I described my afternoon yesterday with my daughter in the post below this one. Everything was accomplished and I returned home. At 5:58 pm she called to make sure I got home okay and told me she really liked the house and everyone was really nice.
At 7:00 am this morning, her former sponsor called me to tell me that she never came home last night.
She's pretty convinced DD2 is with the Boyfriend. He wasn't really talking to her yesterday, but I really figured they'd be talking again soon. I hoped however, that they would not get together. Her probation officer had said that he turned himself in on Monday and was "doing what he needed to do." I was hopeful about that.
If her sponsor isn't able to get my daughter to return to the sober home by about 3 pm today, she's going to just call Probation and report it. This hopefully would eventually result in arrest. My daughter's admitted goal while she was on her last run was to use enough to kill herself. So I'm hoping that they are able to arrest her sooner rather than later. Arrest is the only thing that stops her.

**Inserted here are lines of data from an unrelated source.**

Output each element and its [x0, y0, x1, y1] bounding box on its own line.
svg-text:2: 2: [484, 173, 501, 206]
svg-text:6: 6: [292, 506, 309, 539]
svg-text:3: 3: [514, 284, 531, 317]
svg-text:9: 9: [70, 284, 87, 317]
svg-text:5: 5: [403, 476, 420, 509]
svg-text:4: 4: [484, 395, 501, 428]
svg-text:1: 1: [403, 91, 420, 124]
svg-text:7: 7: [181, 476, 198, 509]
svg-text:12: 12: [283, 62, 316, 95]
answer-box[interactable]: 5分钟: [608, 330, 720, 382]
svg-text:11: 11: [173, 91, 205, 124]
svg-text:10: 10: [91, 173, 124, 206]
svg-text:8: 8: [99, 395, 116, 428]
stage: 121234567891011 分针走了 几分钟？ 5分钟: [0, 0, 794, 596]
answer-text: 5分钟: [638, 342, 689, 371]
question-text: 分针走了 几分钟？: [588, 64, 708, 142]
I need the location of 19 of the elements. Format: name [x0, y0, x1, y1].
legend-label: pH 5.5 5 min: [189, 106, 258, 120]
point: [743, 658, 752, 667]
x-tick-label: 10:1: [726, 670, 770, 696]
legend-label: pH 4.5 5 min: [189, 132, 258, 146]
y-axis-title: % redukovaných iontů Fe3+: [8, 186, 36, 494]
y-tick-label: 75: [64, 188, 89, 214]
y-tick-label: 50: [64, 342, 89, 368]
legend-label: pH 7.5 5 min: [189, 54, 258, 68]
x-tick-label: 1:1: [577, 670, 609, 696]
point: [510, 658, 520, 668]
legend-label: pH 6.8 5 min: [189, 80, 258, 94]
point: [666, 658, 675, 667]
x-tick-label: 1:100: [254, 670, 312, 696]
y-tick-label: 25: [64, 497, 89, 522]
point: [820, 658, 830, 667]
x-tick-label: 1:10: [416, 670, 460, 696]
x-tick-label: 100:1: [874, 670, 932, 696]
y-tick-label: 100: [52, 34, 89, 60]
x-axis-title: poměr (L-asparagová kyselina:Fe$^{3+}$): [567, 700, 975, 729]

But frankly, I don't think that an arrest, or continuing this revolving door in and out of jail would accomplish much. My daughter just doesn't seem able to do this. She's broken. She asked me again yesterday if I thought she could do it. Yesterday, I told her once again, "I know you can!"
But today, I just don't think she will. I will never give up hope. But I feel that I'm hoping for something that will never be.
I guess today will be one of those one hour at a time days... I have work to do, and I have other family members to love and care for, and what will be will be!